Squirrels aren't very talkative, so we don't know why it chose the Avalanche over any of the other cars in the tree's vicinity. We're guessing the cavernous engine bay was better suited to becoming a pantry than, say, one sized for a Subaru flat-four. Regardless, Fischer ended up having to dismantle most of the truck's front end (including the fenders, the grille, and the bumper) to take the walnuts out, but some were stashed in places only a squirrel could reach. "I still have some rolling around the frame, rail wells as well, that I can't get at," he told the Fargo-based Grand Forks Herald. At least it sounds like the squirrel was so busy hoarding food that he forgot to chew up the wiring.
Fischer pulled out about 42 gallons (or about 150 pounds) of walnuts, a number that's even more impressive when you consider the squirrel likely brought them in one at a time. He's giving the paw-picked bunch away on Facebook; black walnuts are edible raw or cooked.

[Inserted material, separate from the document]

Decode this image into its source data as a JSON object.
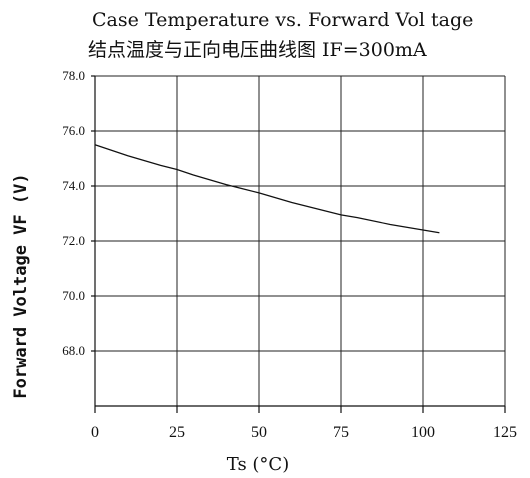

This isn't the first time we've seen evidence that cars and rodents don't mix. Every year when fall begins to settle in, squirrels and other rodents look for a warm, safe place to store food and spend the winter, and cars are ideal candidates because they're full of nooks and crannies. If you park outside, especially if your car sits for several days at a time, take a peek under the hood to make sure it's not being reclaimed by furry squatters. While taking apart a truck's front end is annoying, dealing with a chewed-through wiring harness is even worse.